Jurij Lotman affronta in modo esplicito il tema del conflitto politico nel saggio del 1970 intitolato La semiotica dei concetti di “vergogna” e “paura”. In questo testo, come osserva Franciscu Sedda, il semiologo sovrappone un ragionamento di tipo filogenetico a uno tipologico, tentando di delineare un modello ideale per l’emergenza e la strutturazione della dimensione politica dell’esistenza. Lotman stesso precisa che tale modello ha un “valore logico euristico”, in quanto i processi storici reali si svolgono secondo percorsi ben più complessi e variati.
Il modello descritto prevede tre fasi distinte. La prima è quella che segna il passaggio dall’animale all’umano. Questo avviene attraverso una trasformazione “della fisiologia in cultura”, resa possibile dall’intervento della vergogna. Mentre la vita associata degli animali è regolata dalla paura, l’emergere dell’umano si fonda sulla vergogna come principio di regolazione dell’esperienza e come meccanismo fondante di una logica di divieti e prescrizioni. Seguendo Lévi-Strauss, Lotman considera questo passaggio un tratto fondamentale dell’apparizione del culturale a partire dal naturale.
Nella seconda fase, l’uomo si definisce come animal politikon, ed è in questo momento che emergono lo Stato e i gruppi sociali antagonisti. La paura diventa il principio dominante della regolazione dei comportamenti culturali, in particolare nel rapporto tra l’individuo e il potere statale. Mentre all’interno della comunità interpersonale continua a operare la logica della vergogna, nei confronti dell’autorità statale la relazione è governata dalla paura. In questa fase, la condizione politica dell’essere umano è descritta da Lotman secondo una logica predatoria: il Leviatano non è l’insieme dei corpi dei cittadini che esercita la violenza legittima, ma una creatura mitica e mostruosa, affine a una figura religiosa, pronta a divorare l’animale umano.
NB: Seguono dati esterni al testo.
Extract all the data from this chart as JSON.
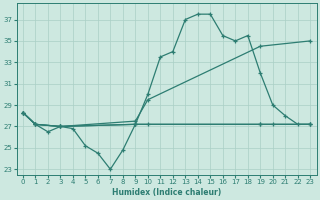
{
  "xlabel": "Humidex (Indice chaleur)",
  "bg_color": "#cde8e0",
  "grid_color": "#aacfc6",
  "line_color": "#2d7d72",
  "ylim": [
    22.5,
    38.5
  ],
  "xlim": [
    -0.5,
    23.5
  ],
  "yticks": [
    23,
    25,
    27,
    29,
    31,
    33,
    35,
    37
  ],
  "xticks": [
    0,
    1,
    2,
    3,
    4,
    5,
    6,
    7,
    8,
    9,
    10,
    11,
    12,
    13,
    14,
    15,
    16,
    17,
    18,
    19,
    20,
    21,
    22,
    23
  ],
  "line_jagged_x": [
    0,
    1,
    2,
    3,
    4,
    5,
    6,
    7,
    8,
    9,
    19,
    23
  ],
  "line_jagged_y": [
    28.3,
    27.2,
    26.5,
    27.0,
    26.8,
    25.2,
    24.5,
    23.0,
    24.8,
    27.2,
    27.2,
    27.2
  ],
  "line_peak_x": [
    0,
    1,
    3,
    9,
    10,
    11,
    12,
    13,
    14,
    15,
    16,
    17,
    18,
    19,
    20,
    21,
    22,
    23
  ],
  "line_peak_y": [
    28.3,
    27.2,
    27.0,
    27.2,
    30.0,
    33.5,
    34.0,
    37.0,
    37.5,
    37.5,
    35.5,
    35.0,
    35.5,
    32.0,
    29.0,
    28.0,
    27.2,
    27.2
  ],
  "line_diag1_x": [
    0,
    1,
    3,
    9,
    10,
    19,
    23
  ],
  "line_diag1_y": [
    28.3,
    27.2,
    27.0,
    27.5,
    29.5,
    34.5,
    35.0
  ],
  "line_diag2_x": [
    0,
    1,
    3,
    9,
    10,
    19,
    20,
    23
  ],
  "line_diag2_y": [
    28.3,
    27.2,
    27.0,
    27.2,
    27.2,
    27.2,
    27.2,
    27.2
  ]
}
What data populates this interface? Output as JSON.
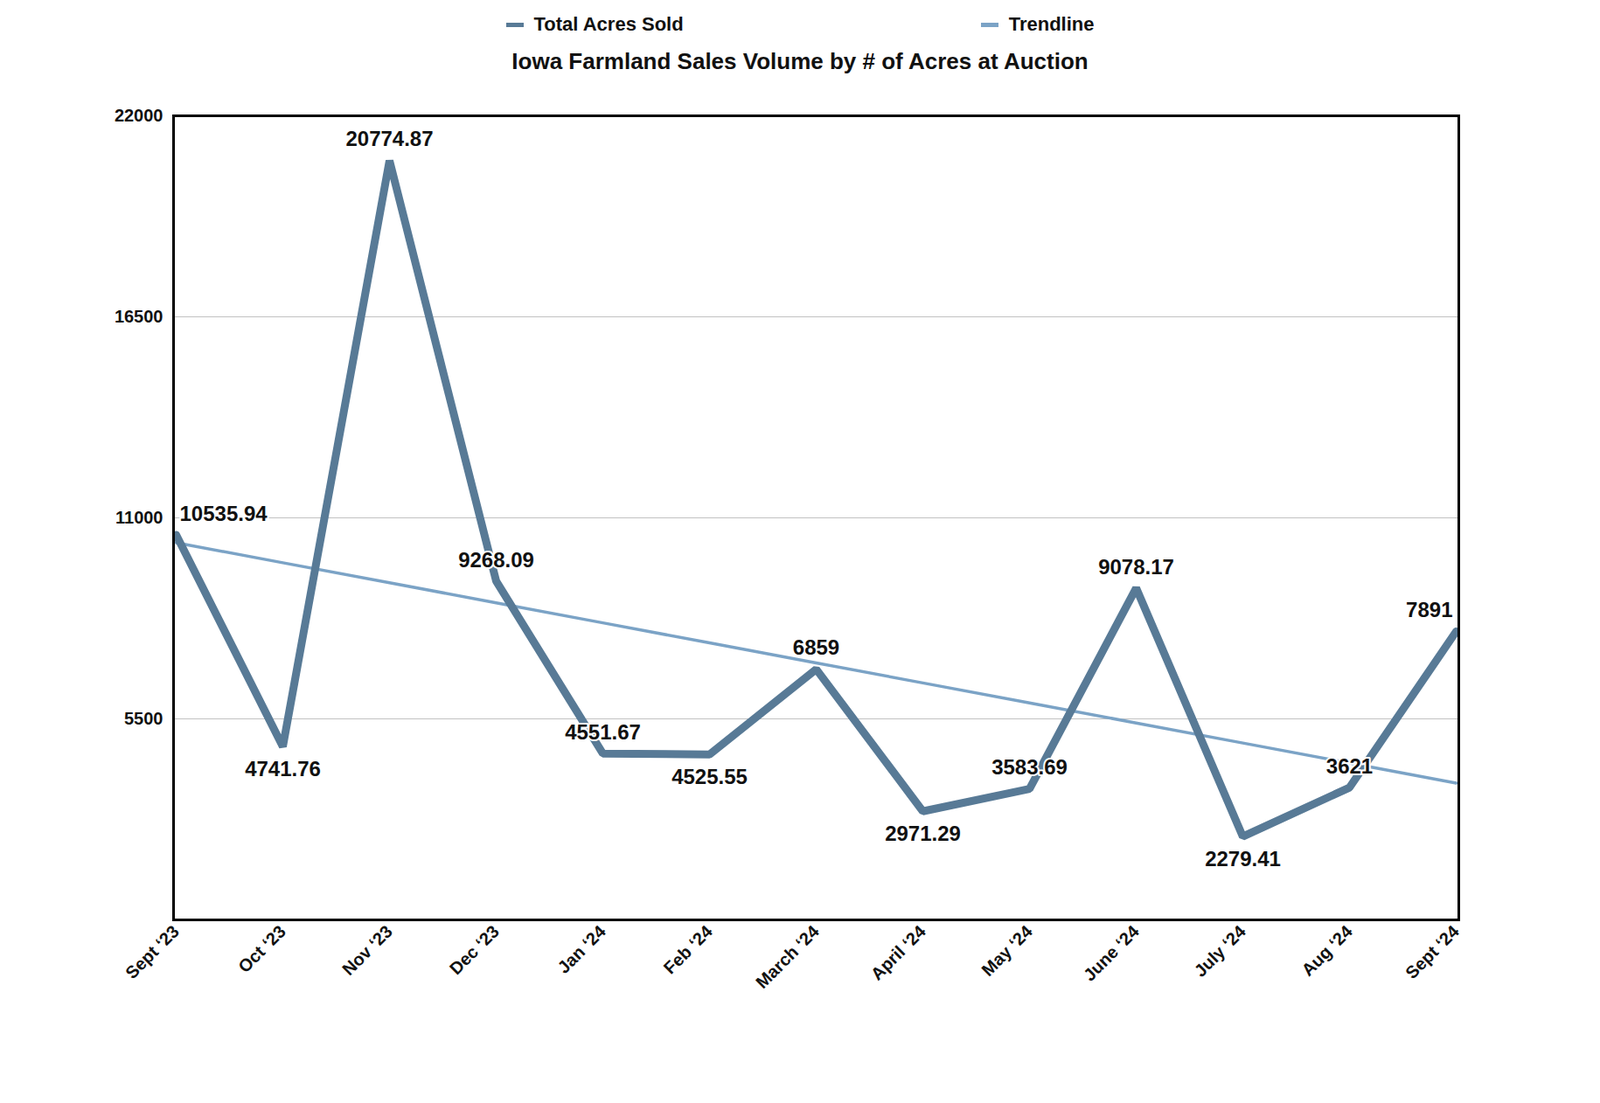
{
  "chart_data": {
    "type": "line",
    "title": "Iowa Farmland Sales Volume by # of Acres at Auction",
    "categories": [
      "Sept ‘23",
      "Oct ‘23",
      "Nov ‘23",
      "Dec ‘23",
      "Jan ‘24",
      "Feb ‘24",
      "March ‘24",
      "April ‘24",
      "May ‘24",
      "June ‘24",
      "July ‘24",
      "Aug ‘24",
      "Sept ‘24"
    ],
    "series": [
      {
        "name": "Total Acres Sold",
        "color": "#587a96",
        "data_labels": true,
        "values": [
          10535.94,
          4741.76,
          20774.87,
          9268.09,
          4551.67,
          4525.55,
          6859,
          2971.29,
          3583.69,
          9078.17,
          2279.41,
          3621,
          7891
        ]
      },
      {
        "name": "Trendline",
        "color": "#7ba3c6",
        "data_labels": false,
        "values": [
          10320,
          9772,
          9224,
          8676,
          8128,
          7580,
          7032,
          6484,
          5936,
          5388,
          4840,
          4292,
          3742
        ]
      }
    ],
    "ylim": [
      0,
      22000
    ],
    "yticks": [
      5500,
      11000,
      16500,
      22000
    ],
    "grid": true,
    "legend": "top"
  }
}
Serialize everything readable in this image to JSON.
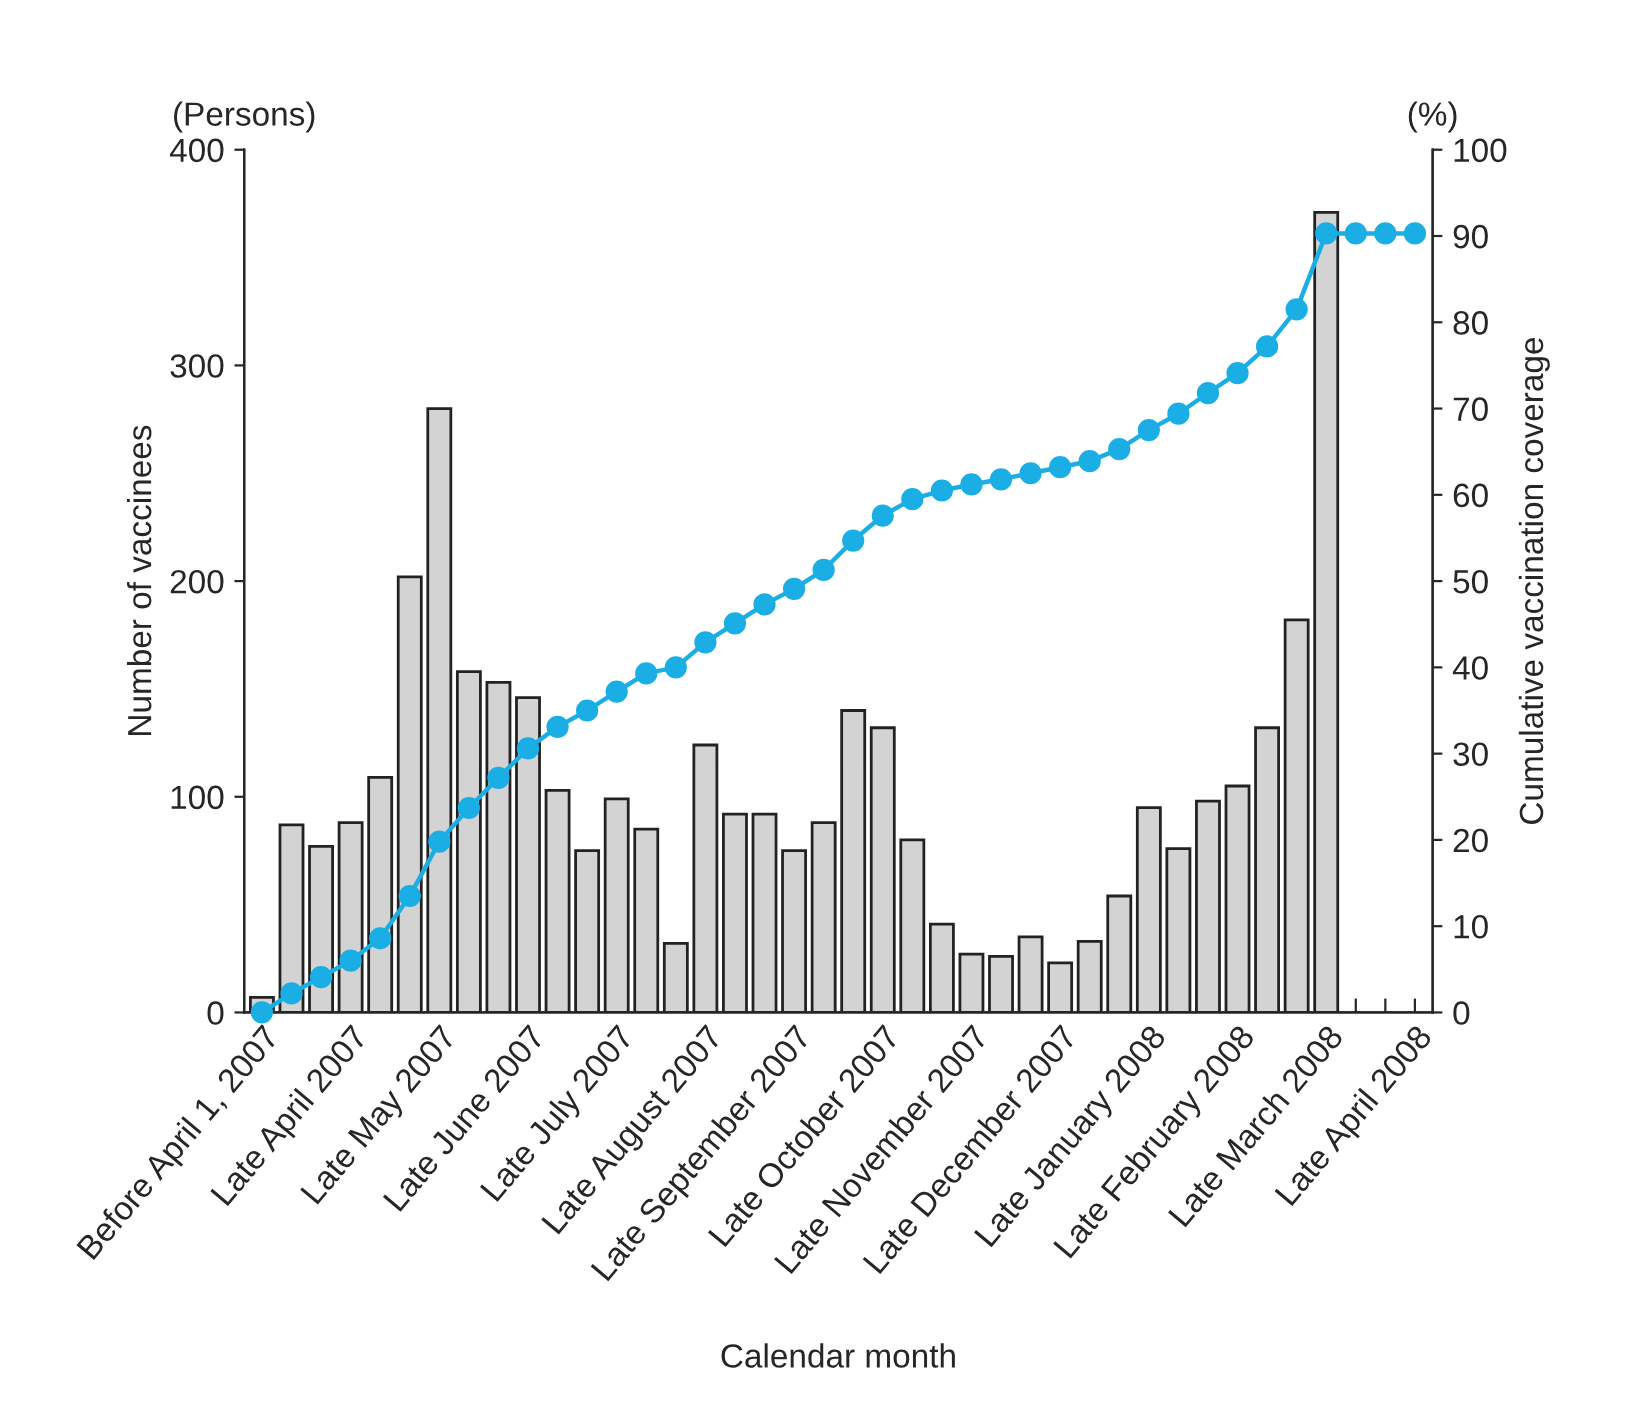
{
  "chart_data": {
    "type": "bar",
    "xlabel": "Calendar month",
    "ylabel": "Number of vaccinees",
    "y2label": "Cumulative vaccination coverage",
    "categories": [
      "Before April 1, 2007",
      null,
      null,
      "Late April 2007",
      null,
      null,
      "Late May 2007",
      null,
      null,
      "Late June 2007",
      null,
      null,
      "Late July 2007",
      null,
      null,
      "Late August 2007",
      null,
      null,
      "Late September 2007",
      null,
      null,
      "Late October 2007",
      null,
      null,
      "Late November 2007",
      null,
      null,
      "Late December 2007",
      null,
      null,
      "Late January 2008",
      null,
      null,
      "Late February 2008",
      null,
      null,
      "Late March 2008",
      null,
      null,
      "Late April 2008"
    ],
    "series": [
      {
        "color": "#d3d3d3",
        "values": [
          7,
          87,
          77,
          88,
          109,
          202,
          280,
          158,
          153,
          146,
          103,
          75,
          99,
          85,
          32,
          124,
          92,
          92,
          75,
          88,
          140,
          132,
          80,
          41,
          27,
          26,
          35,
          23,
          33,
          54,
          95,
          76,
          98,
          105,
          132,
          182,
          371,
          null,
          null,
          null
        ]
      },
      {
        "type": "line",
        "axis": "y2",
        "color": "#1aaee5",
        "marker": "circle",
        "line_style": "solid",
        "values": [
          0,
          2.2,
          4.1,
          6.0,
          8.6,
          13.5,
          19.8,
          23.7,
          27.2,
          30.6,
          33.1,
          35.0,
          37.2,
          39.3,
          40.0,
          42.9,
          45.1,
          47.3,
          49.1,
          51.3,
          54.7,
          57.6,
          59.5,
          60.5,
          61.2,
          61.8,
          62.5,
          63.2,
          63.9,
          65.3,
          67.5,
          69.4,
          71.8,
          74.1,
          77.2,
          81.5,
          90.3,
          90.3,
          90.3,
          90.3
        ]
      }
    ],
    "ylim": [
      0,
      400
    ],
    "yticks": [
      0,
      100,
      200,
      300,
      400
    ],
    "y2lim": [
      0,
      100
    ],
    "y2ticks": [
      0,
      10,
      20,
      30,
      40,
      50,
      60,
      70,
      80,
      90,
      100
    ],
    "annotations": [
      "(Persons)",
      "(%)"
    ],
    "grid": false,
    "legend": false
  }
}
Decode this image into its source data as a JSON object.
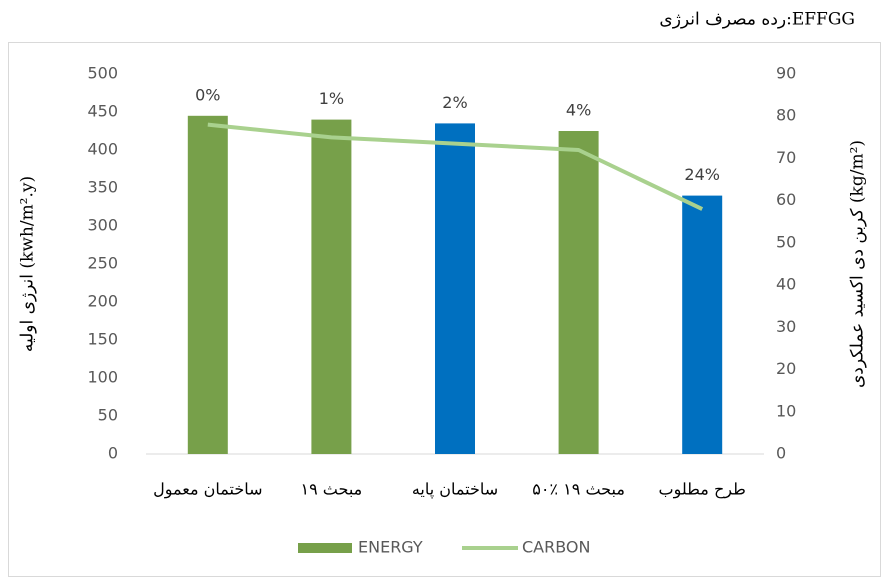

Infine, nella terza fase si assiste alla nascita di gruppi particolari che si auto-organizzano all’interno dell’ordine comunitario stabilito dallo Stato: classi, caste, corporazioni, associazioni di mestiere o di vicinato. Queste unità si costituiscono a partire da comportamenti regolati dalla vergogna, che vengono percepiti all’interno del gruppo come manifestazioni dell’umano. Ma rispetto agli altri gruppi — che non condividono gli stessi codici emozionali — il comportamento si orienta secondo la paura. Ogni unità, quindi, si percepisce come “portatrice di un’organizzazione superiore”.
Questa dinamica comporta due conseguenze. In primo luogo, questi gruppi si pongono come “isole di umanità” contrapposte allo Stato predatore. In secondo luogo, tra di loro sono destinati a instaurare relazioni di tipo competitivo o addirittura predatorio, ricadendo anch’essi in una logica della paura. Lotman sottolinea che “chi è soggetto alla vergogna non è soggetto alla paura e viceversa”, ma questa complementarità non si traduce in una sintesi: la disposizione delle diverse aree è dinamica e oggetto di lotta reciproca.
L’aristocrazia russa rappresenta un caso emblematico. Al suo interno prevale un’etica della vergogna che condanna la paura come disonore (da cui la frequenza dei duelli), mentre nei confronti della classe di governo vige la legge della paura. Tuttavia, questa paura è mitigata da legami familiari, economici e strumentali tra potere e nobiltà. Questo esempio permette anche di intravedere ulteriori categorie politiche non previste dal modello filogenetico: solidarietà, alleanza, collaborazione. E apre al dibattito, tuttora attivo, sulla relazione tra egoismo e altruismo, competizione e cooperazione, come base evolutiva del sociale.
Riferimento bibliografico: Franciscu Sedda, “Semiotics of Conflict: From Lotman to Semiopolitics”, TLU Press, Tallinn 2024.